A local company is contesting charges that it exposed employees to potentially fatal fall hazards at a New Jersey bridge project.
Damalos & Sons, 204 Tarpon Industrial Drive, recently sent a short letter to the federal Occupational Safety and Health Administration to say the company is appealing OSHA's charges. Representatives from the company and OSHA will have a telephone conference May 25 to discuss a possible settlement, said Mike Yarnell, assistant area director of OSHA in central New Jersey.
Last month, OSHA cited the sandblasting and bridge painting company for 14 violations. The agency said Damalos employees worked on suspended platforms 40 feet above the Rahway River in New Jersey without safety harnesses.
OSHA has proposed $441,000 in penalties for not providing personal fall-arrest systems for employees.

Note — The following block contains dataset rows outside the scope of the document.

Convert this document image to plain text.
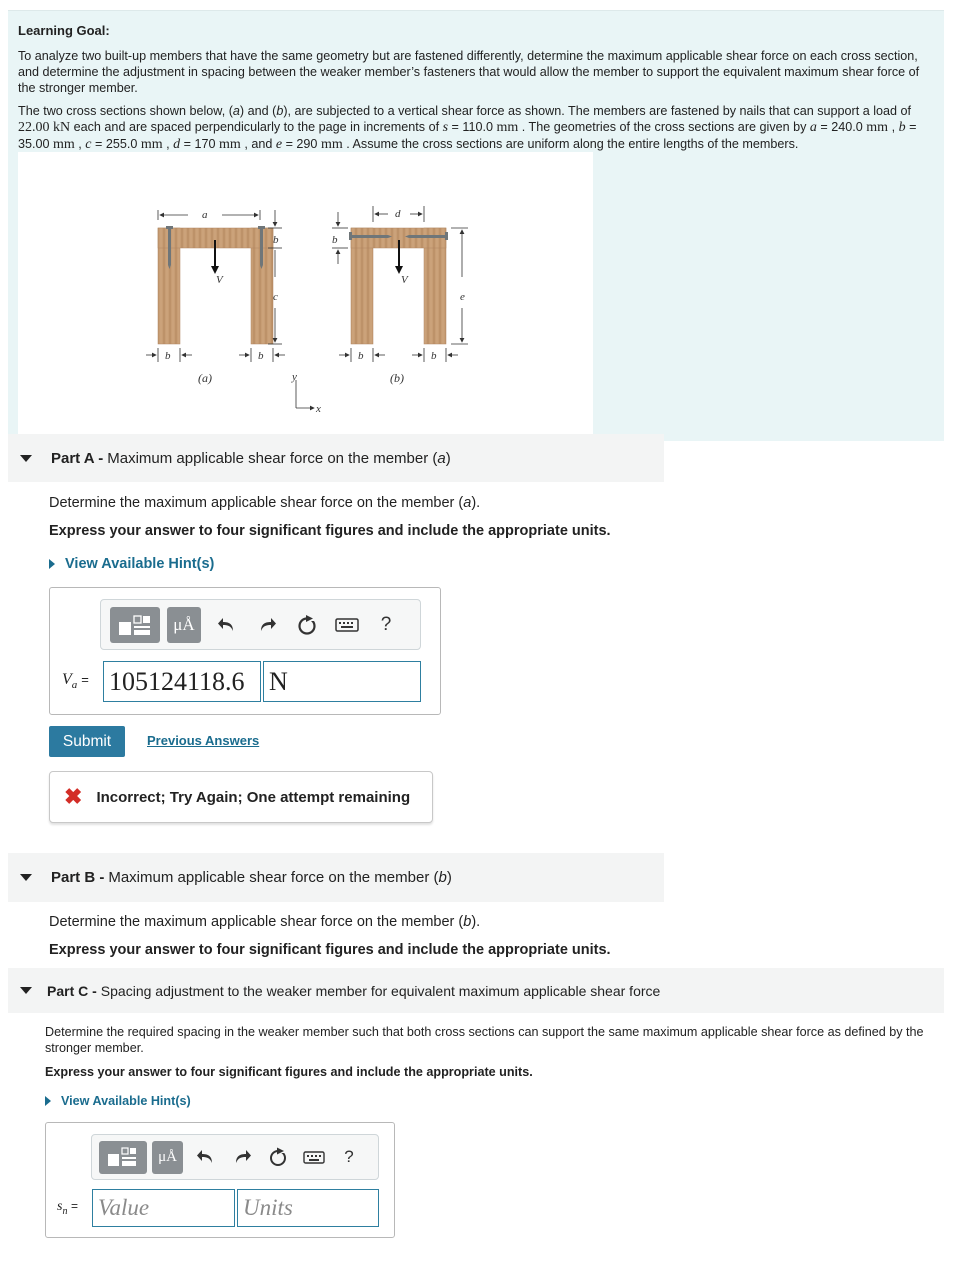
Learning Goal:
To analyze two built-up members that have the same geometry but are fastened differently, determine the maximum applicable shear force on each cross section, and determine the adjustment in spacing between the weaker member’s fasteners that would allow the member to support the equivalent maximum shear force of the stronger member.
The two cross sections shown below, (a) and (b), are subjected to a vertical shear force as shown. The members are fastened by nails that can support a load of 22.00 kN each and are spaced perpendicularly to the page in increments of s = 110.0 mm . The geometries of the cross sections are given by a = 240.0 mm , b = 35.00 mm , c = 255.0 mm , d = 170 mm , and e = 290 mm . Assume the cross sections are uniform along the entire lengths of the members.
V
a
b
c
b	b
(a)
V
d
b
e
b	b
(b)
y
x
Part A - Maximum applicable shear force on the member ( a )
Determine the maximum applicable shear force on the member (a).
Express your answer to four significant figures and include the appropriate units.
View Available Hint(s)
μÅ	?
$V_a = 105124118.6$ N
Submit	Previous Answers
✖ Incorrect; Try Again; One attempt remaining
Part B - Maximum applicable shear force on the member ( b )
Determine the maximum applicable shear force on the member (b).
Express your answer to four significant figures and include the appropriate units.
Part C - Spacing adjustment to the weaker member for equivalent maximum applicable shear force
Determine the required spacing in the weaker member such that both cross sections can support the same maximum applicable shear force as defined by the stronger member.
Express your answer to four significant figures and include the appropriate units.
View Available Hint(s)
μÅ	?
$s_n$ = Value	Units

The agency proposed fines of $9,000 for fall protection, scaffolding and highway barricade violations, and $6,000 for not having a life-saving boat available for employees working over water.
The company also was cited for the life-saving boat violation in May 1998 at a work site in Decatur, Ala., OSHA officials said.
Representatives from Damalos & Sons did not immediately return calls seeking comment.
Yarnell said the company's violations were so significant that they were reviewed by "the highest levels in our agency."
"We don't have a lot of these kinds of cases," he said.
If settlement talks are not successful, he said, the case could go to trial.
Prior to the latest charges, OSHA had cited the company for 86 violations.
In December, Damalos Inc. and Damalos & Sons entered a plea agreement with the federal government to pay $500,000 in fines stemming from two regulatory cases and a federal criminal charge that the company filed false lab reports of workers' blood lead levels. A joint OSHA-FBI investigation revealed that test results for five workers had been altered by an associate of the company.
The altered reports made it seem that the blood lead level of five workers was below federal standards, the U.S. Attorney's Office said. In reality, federal officials said, one worker's blood level exceeded the lead standard by more than 75 percent.